Dez dias haviam se passado desde seu ultimo porre emocional. Bem que dizem que o inferno astral piora quando se esta próximo de completar anos. E isso não seria diferente pra ela. Na verdade, isso era muito comum, estranho era quando tudo estava no lugar, encaixado, simétrico. Por fim, seguia com suas chagas incuráveis e suas dores latentes dia pós dia. De calejada, a única coisa que de fato lhe pesava, eram as batidas de seu coração. E talvez por habito ou por puro auto sadismo. Ora e outra se esticava no tapete, de luz apagada com um cigarro meia vida entre os dedos e se desligava do mundo para ouvir o ranger em seu peito. Louca? Masoquista? Quem saberia explicar com exatidão o que acontecia com aquele coração sofrido, se nem mesmo ela era capaz de compreender o porque, dele lhe proporcionar tantos desafios.

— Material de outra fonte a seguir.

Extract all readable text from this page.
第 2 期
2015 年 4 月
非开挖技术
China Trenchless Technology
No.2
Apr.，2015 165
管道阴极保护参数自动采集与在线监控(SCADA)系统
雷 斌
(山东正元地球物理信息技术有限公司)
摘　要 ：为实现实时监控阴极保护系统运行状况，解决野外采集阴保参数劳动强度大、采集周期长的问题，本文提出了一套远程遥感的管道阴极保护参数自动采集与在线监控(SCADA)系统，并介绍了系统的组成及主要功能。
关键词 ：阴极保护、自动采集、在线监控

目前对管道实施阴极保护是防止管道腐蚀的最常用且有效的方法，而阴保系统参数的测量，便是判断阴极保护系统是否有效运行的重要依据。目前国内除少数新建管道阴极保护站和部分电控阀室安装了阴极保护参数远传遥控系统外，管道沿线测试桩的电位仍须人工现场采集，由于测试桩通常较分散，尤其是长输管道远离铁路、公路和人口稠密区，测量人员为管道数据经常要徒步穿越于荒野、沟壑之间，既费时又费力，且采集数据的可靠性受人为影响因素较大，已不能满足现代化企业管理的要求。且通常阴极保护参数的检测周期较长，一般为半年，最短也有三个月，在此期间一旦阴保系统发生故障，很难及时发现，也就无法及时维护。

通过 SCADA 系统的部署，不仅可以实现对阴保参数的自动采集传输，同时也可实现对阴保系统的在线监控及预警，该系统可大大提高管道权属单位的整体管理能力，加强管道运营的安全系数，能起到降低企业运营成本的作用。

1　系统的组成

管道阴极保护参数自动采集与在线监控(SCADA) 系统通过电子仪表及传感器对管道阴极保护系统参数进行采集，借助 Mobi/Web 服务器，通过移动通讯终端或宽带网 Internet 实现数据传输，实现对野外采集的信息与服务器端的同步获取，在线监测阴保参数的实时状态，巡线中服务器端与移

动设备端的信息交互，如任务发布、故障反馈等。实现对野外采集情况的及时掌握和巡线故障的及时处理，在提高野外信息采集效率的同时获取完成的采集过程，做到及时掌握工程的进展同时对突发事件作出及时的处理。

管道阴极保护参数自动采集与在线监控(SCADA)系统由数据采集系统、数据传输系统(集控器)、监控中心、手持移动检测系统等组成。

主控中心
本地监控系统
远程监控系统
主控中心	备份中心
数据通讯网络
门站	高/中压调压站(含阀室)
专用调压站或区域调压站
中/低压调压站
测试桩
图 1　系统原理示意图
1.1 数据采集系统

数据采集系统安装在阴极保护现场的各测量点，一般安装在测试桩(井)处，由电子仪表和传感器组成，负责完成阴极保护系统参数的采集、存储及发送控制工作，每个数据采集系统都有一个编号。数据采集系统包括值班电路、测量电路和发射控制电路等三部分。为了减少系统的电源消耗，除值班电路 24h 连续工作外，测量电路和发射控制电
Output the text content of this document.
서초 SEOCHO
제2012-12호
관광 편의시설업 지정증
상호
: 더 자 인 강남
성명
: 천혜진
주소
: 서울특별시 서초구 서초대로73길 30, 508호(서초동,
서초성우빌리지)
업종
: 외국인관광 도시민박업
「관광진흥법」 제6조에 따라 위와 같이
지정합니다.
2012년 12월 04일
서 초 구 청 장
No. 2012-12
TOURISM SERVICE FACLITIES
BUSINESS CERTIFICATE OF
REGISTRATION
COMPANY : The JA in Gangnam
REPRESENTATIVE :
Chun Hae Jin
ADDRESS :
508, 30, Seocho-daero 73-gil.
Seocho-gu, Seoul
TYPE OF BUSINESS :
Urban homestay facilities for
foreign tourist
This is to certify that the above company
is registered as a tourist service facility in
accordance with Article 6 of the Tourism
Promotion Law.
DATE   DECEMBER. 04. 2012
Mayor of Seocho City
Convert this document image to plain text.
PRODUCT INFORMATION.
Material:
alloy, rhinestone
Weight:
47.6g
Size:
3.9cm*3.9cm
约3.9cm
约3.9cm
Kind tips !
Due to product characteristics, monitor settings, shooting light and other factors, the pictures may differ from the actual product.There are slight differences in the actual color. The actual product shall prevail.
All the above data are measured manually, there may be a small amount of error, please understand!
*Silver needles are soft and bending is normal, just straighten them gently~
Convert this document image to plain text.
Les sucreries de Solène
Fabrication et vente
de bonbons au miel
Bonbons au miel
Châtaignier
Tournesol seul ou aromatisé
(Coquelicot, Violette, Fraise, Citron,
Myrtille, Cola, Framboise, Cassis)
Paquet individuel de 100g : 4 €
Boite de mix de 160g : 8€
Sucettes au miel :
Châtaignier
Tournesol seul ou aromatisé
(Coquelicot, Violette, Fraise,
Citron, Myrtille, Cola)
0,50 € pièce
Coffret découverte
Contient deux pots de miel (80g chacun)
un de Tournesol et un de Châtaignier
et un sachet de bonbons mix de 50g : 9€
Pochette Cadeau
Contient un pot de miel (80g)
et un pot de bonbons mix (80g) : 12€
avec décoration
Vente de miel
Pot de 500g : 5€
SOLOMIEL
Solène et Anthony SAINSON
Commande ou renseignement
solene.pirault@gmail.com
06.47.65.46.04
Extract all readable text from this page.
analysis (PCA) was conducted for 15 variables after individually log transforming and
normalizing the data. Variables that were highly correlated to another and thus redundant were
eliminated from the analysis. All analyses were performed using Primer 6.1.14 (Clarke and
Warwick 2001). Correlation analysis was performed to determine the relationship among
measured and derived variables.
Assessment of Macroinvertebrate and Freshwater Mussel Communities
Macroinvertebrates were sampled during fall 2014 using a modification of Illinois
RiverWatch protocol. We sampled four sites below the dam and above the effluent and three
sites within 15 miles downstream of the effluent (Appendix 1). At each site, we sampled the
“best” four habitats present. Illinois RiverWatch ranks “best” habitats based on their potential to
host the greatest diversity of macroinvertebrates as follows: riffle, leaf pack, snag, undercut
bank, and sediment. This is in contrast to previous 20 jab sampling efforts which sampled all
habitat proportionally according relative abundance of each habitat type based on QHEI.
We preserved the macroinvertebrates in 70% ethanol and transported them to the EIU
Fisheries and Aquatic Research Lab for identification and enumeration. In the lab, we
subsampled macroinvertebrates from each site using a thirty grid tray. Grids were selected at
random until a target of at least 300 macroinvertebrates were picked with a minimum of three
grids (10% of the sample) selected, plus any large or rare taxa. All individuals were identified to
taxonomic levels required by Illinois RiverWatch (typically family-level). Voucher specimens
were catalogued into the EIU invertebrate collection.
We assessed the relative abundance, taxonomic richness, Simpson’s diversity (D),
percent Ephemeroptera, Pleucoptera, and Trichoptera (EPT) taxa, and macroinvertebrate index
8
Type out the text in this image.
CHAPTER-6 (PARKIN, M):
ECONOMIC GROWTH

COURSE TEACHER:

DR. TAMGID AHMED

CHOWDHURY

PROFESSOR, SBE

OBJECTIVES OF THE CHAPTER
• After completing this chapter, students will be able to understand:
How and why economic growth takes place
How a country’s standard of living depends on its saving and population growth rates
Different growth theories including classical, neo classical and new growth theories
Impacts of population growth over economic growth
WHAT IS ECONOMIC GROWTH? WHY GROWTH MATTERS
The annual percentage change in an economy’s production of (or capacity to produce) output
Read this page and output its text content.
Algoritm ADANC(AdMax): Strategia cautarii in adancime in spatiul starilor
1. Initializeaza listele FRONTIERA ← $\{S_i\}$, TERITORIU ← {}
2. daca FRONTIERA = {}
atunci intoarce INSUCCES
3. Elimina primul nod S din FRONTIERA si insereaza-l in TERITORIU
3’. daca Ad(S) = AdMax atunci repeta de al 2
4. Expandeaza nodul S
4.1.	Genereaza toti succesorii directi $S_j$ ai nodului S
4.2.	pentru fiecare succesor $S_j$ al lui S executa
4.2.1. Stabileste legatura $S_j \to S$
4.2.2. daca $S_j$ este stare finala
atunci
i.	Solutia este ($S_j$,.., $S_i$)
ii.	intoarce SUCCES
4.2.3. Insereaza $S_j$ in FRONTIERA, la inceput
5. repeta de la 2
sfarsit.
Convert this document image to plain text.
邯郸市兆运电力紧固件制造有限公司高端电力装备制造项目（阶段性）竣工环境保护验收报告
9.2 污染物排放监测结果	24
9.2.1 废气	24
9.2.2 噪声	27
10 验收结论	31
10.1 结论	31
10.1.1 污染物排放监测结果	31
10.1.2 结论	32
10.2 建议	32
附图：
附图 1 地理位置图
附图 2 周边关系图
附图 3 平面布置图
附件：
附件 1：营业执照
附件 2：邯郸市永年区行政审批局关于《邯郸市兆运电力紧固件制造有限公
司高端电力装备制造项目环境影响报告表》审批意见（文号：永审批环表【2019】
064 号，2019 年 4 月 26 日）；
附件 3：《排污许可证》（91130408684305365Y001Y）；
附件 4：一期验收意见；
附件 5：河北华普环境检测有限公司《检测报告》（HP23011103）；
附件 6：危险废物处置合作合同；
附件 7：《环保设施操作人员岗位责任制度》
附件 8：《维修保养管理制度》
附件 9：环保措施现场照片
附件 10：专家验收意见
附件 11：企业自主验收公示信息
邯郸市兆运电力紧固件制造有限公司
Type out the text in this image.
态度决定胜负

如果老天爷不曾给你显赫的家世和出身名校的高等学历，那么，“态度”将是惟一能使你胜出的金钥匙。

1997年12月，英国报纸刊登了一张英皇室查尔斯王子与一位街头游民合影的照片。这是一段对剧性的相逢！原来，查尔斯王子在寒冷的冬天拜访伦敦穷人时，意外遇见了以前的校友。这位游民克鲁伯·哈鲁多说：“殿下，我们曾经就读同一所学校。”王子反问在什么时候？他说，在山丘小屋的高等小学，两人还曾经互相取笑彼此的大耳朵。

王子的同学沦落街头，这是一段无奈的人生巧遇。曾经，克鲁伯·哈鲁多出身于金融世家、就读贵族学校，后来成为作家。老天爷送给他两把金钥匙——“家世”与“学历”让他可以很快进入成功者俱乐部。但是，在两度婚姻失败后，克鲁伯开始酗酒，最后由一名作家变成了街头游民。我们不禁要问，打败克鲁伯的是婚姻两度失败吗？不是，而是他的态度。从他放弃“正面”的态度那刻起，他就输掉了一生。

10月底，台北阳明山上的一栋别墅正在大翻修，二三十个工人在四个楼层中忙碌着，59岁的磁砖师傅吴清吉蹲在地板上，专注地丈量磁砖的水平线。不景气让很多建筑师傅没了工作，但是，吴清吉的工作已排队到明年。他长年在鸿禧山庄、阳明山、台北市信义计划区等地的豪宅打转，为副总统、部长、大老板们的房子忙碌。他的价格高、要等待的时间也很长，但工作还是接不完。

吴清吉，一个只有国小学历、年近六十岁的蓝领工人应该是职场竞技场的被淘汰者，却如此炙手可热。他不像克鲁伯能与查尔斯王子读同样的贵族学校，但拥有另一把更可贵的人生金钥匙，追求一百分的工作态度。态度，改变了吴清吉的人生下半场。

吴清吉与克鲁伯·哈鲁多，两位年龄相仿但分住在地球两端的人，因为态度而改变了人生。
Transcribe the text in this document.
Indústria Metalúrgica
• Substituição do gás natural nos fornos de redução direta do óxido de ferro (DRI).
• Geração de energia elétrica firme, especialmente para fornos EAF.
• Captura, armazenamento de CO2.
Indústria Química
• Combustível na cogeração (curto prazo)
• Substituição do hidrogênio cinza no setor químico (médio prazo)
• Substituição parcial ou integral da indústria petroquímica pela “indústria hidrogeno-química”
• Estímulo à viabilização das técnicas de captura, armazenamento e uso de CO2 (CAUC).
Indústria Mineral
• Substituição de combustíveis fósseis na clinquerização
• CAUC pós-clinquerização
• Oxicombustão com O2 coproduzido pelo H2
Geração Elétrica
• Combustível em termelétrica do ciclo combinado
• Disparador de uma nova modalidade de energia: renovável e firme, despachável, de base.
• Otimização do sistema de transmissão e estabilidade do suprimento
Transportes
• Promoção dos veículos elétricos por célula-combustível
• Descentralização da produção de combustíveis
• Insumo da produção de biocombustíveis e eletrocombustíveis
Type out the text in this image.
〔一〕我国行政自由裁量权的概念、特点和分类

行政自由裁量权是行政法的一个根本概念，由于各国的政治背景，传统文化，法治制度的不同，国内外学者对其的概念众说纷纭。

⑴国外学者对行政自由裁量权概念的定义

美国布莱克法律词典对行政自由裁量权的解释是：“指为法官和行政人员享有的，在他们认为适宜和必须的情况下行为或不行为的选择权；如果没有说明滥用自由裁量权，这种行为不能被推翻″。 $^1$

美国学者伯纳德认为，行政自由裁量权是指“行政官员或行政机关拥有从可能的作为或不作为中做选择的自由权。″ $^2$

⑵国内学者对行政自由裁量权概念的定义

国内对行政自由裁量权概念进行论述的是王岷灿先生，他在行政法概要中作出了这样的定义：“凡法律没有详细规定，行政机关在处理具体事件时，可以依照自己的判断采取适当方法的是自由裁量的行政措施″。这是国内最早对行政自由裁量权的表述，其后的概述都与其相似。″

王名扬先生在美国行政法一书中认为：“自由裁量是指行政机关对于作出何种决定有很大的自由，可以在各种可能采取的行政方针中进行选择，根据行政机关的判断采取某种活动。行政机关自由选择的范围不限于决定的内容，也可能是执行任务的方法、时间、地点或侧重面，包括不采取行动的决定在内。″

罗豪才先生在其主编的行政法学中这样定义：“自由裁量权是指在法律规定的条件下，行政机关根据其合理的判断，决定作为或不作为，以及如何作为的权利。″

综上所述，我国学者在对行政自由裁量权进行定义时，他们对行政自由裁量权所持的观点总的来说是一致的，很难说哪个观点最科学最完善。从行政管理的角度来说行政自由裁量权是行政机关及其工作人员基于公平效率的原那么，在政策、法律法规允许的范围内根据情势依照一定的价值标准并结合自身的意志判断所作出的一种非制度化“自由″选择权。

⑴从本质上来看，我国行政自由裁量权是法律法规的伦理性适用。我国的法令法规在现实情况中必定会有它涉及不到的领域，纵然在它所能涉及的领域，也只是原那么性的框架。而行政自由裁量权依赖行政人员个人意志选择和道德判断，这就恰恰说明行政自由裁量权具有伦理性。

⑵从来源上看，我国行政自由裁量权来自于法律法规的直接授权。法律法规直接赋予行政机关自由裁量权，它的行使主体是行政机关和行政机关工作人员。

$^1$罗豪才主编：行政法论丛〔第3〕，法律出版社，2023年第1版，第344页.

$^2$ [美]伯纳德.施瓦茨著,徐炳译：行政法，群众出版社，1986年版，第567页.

Aquela madrugada estava estranha, chovia fino, tudo estava descolorido, ela havia discutido outra e mais uma vez com ele, alias, estavam discutindo a semanas. As coisas não estavam e aparentemente não ficariam bem entre eles. E qualquer música, texto, filme poderia arruinar definitivamente seu dia (maldito lado dominador emocional, esse que ela tinha). O que não estava muito longe de acontecer já que quando se encontrava assim, tudo parecia ser capaz de faze-la ruir, suas emoções faziam sua fragilidade emergir e com isso, ela ficava completamente indefesa, vulnerável. e este era um estado que realmente a deixava assustada. Então como era de se esperar, optou por se proteger em sua concha. Não fazia isso por escolha, com decisão, na verdade, nem mesmo ela tinha controle sobre esses estágios inertes e reclusos em si mesma. Quando suas emoções estavam abaladas automaticamente ela entrava num estagio encapsulado, como se o silencio fosse o antídoto contra todo aquele medo, desespero, sofrimento. Autodefesa. Era um processo complicado, delicado, lento... Calar, se encolher, sentir até parar de doer.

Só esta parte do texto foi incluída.